On optical media like CDs one would even put some data closer to the middle or on the outer edge of the disc because the reading speed is different due to the linear velocity.
This is an optimization for bandwidth at the cost of size (which often wasn’t a problem because the medium wasn’t filled anyway)
swiftcoder|2 months ago
HDDs also have to real with fragmentation, I wonder what the odds that you get to write 150 GBs (and then regular updates in the 30GB range) without breaking it into fragments...
pixl97|2 months ago
Microsoft has a paper somewhere that shows IO speed starts to drop when fragments of files get below 64MB. So you can split that file up into a few thousand pieces without much performance loss at all.
everforward|2 months ago
Even if you pack those, there's no guarantee they don't get fragmented by the filesystem.

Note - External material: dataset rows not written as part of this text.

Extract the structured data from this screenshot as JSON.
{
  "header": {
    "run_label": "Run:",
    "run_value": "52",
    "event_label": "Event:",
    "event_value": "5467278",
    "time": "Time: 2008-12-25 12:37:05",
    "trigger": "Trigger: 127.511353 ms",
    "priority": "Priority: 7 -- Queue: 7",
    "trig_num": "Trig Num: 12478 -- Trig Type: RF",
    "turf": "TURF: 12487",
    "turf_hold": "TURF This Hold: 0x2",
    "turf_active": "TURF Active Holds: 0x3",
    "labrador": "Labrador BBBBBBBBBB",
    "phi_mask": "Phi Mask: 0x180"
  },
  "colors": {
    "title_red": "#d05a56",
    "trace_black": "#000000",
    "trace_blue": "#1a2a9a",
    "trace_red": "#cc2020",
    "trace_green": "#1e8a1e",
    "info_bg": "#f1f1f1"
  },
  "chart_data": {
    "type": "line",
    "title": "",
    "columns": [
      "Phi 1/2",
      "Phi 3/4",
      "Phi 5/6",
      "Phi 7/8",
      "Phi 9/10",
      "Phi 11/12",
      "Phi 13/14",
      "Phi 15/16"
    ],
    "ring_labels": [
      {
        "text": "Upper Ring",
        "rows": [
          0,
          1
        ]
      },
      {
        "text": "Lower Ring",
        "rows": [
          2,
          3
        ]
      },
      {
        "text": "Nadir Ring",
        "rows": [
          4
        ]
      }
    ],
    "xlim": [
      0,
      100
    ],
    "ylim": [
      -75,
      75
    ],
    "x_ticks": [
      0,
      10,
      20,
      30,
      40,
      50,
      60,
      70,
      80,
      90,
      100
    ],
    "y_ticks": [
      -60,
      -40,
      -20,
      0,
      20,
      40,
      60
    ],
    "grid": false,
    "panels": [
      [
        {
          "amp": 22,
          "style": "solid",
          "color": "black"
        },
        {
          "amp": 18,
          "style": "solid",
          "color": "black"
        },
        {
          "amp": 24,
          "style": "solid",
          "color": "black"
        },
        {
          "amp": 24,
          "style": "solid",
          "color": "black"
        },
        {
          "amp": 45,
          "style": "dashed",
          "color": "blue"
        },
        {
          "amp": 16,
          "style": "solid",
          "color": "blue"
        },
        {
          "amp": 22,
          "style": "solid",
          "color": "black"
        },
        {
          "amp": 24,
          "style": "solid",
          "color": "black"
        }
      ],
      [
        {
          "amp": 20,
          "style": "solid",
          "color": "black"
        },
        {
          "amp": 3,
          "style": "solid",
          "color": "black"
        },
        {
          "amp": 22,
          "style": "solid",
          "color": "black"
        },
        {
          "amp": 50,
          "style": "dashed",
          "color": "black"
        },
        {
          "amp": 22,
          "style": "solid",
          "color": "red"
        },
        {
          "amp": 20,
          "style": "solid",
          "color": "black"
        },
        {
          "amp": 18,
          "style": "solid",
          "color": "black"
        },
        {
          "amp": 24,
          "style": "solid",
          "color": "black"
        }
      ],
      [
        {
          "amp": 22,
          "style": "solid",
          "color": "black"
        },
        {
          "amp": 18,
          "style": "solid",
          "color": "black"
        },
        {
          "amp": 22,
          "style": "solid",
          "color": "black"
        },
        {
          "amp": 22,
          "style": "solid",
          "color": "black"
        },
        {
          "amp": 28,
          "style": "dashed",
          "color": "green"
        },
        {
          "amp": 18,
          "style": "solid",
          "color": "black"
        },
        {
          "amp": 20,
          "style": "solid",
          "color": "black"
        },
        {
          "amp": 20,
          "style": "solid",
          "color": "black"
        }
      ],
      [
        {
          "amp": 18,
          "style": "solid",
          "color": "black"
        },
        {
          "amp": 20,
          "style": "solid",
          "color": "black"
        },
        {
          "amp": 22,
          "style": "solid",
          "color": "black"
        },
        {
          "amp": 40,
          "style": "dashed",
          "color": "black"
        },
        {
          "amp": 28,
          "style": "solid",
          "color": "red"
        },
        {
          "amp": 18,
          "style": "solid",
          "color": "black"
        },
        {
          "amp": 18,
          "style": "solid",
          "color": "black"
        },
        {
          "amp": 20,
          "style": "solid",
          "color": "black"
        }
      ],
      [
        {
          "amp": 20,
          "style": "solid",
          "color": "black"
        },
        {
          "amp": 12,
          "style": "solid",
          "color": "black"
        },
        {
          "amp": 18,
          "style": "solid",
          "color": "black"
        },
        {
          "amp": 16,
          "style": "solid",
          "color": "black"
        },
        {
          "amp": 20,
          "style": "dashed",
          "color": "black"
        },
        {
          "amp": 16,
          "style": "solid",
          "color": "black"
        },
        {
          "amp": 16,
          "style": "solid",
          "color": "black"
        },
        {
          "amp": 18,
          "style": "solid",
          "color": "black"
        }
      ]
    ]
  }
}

CDs are different not because of media, but because of who owns the storage media layout.
Karliss|2 months ago
Single large file is still more likely to be mostly sequential compared to 10000 tiny files. With large amount of individual files the file system is more likely to opportunistically use the small files for filling previously left holes. Individual files more or less guarantee that you will have to do multiple syscalls per each file and to open and read it, also potentially more amount of indirection and jumping around on the OS side to read the metadata of each individual file. Individual files also increases chance of accidentally introducing random seeks due to mismatch between the order updater writes files, the way file system orders things and the order in which level description files list and reads files.